Streamers have enabled substantial expansion in the number of opportunities available to early-career filmmakers and, according to the Berlinale’s artistic director Carlo Chatrian, have also resulted in far larger production budgets. Cara Cusumano, the Tribeca Film Festival’s festival director and VP of programming echoes this sentiment, noting that streamers “put more pressure on festivals” to identify new talent. But they’ve also augmented the criteria for the films that make their way onto festival slates. Streaming has transformed how we discover films, replacing more traditional forms of browsing with algorithms that assess behavioral data to put content in front of viewers that they’ll readily consume. Chatrian and Cusumano both add that the emphasis streaming companies place on funding projects that they anticipate will have broad audience appeal has discouraged experimentation in form and narrative.

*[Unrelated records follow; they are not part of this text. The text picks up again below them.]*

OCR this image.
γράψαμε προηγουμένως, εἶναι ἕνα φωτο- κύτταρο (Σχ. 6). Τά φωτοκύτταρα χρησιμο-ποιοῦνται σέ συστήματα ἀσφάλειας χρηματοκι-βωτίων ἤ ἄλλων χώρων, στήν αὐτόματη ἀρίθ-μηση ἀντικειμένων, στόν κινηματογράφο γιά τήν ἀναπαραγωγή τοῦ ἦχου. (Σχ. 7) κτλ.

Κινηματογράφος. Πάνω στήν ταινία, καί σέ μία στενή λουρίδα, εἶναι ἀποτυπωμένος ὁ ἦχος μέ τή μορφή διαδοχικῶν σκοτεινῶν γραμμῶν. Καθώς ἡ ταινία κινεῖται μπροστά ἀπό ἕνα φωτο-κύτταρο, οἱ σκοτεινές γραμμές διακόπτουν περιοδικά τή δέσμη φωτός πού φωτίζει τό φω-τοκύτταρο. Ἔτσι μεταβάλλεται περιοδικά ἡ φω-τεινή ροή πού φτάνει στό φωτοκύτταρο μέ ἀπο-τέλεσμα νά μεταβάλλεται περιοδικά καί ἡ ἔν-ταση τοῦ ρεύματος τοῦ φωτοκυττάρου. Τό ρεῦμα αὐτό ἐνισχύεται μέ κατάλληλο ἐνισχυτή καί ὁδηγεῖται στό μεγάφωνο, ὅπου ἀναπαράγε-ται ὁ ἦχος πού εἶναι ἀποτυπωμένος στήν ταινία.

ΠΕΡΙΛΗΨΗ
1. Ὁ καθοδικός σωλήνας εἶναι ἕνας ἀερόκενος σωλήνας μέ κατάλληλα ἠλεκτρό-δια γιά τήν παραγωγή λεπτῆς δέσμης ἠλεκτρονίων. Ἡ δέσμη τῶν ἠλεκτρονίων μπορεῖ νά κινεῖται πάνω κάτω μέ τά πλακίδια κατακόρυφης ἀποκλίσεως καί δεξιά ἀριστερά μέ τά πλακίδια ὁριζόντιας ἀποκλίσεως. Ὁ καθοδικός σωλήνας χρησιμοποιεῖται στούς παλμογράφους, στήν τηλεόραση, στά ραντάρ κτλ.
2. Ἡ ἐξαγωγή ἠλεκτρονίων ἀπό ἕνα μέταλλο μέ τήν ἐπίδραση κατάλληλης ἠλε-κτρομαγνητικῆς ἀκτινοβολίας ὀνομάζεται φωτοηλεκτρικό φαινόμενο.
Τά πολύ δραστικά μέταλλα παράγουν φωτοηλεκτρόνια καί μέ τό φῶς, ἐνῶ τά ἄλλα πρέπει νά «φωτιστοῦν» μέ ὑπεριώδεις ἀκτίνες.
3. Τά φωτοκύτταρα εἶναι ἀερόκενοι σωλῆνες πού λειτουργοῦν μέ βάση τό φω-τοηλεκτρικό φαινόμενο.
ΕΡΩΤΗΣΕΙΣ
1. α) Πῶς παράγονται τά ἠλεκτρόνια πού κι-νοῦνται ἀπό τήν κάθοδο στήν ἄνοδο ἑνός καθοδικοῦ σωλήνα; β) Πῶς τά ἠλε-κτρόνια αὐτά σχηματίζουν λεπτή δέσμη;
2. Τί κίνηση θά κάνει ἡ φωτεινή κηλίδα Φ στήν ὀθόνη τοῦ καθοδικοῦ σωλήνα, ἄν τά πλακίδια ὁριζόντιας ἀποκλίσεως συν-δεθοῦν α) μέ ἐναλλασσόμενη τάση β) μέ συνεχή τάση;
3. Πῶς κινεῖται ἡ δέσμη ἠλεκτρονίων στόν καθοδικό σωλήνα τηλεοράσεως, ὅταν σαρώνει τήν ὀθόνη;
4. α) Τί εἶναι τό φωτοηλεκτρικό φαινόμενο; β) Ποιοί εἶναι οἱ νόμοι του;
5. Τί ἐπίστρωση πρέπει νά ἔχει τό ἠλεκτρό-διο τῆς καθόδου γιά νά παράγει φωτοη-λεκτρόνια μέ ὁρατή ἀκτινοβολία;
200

This means that the Netflix catalog that viewers encounter today, which is full of direct-tostreaming projects, is less diverse than it might have been in the past. Still, original narratives are what keep the medium relevant, and identifying them is the central struggle of streamers and studios alike—a challenge that is becoming more pronounced as streaming platforms flood the market and as social media and gaming compete for audiences’ time and attention.
Original stories do, however, consistently find their first key audience at film festivals. But what, precisely, counts as original stories is both difficult to pinpoint and the subject of ongoing debate. Chatrian cites Steven Spielberg’s The Fabelmans as an example of the power of anachronism—of using older techniques and narratives that, perhaps paradoxically, feel fresh, an innovative strategy that has also proven successful in other industries (take Kehinde Wiley’s citations of the Old Masters, or Alessandro Michele’s nostalgic designs for Gucci). The hunt for original material has also compelled festival programmers to reach beyond cinema’s conventions by offering “immersive” or extended reality (XR) sections; but a survey of such programming, which differs at every festival, suggests that XR content has yet to effectively intersect with film and TV or to connect with audiences in lasting ways.
Nevertheless, it’s indie filmmakers whose relentless innovations in narrative and form ensure the continued relevance of Sundance, the Berlinale, and other major festivals on the circuit. For creatives like Christine Vachon, whose production company Killer Films has been developing raw, cutting-edge projects since it debuted the generation-defining Kids in 1995, festivals remain a crucial avenue for alternative films to enter the critical discourse. She insists that there is no formula for cinematic success—“you know it when you see it.” The fact that many streamers now offer access to award-winning projects from specific festivals—Netflix has individual channels for Cannes and the Toronto International Film Festival—signals that independent storytelling and the festivals that champion it will continue reaching for originality, even as the financial and data-driven structures of SVODs might appear to discourage it.
This landscape of heterogeneous incentive structures is an early indication of impending tectonic shifts in the industry, but unlike the apocalyptic projections of many, it’s likely to be one in which the role of film festivals and their symbiotic relationships with indie producers is more important than ever.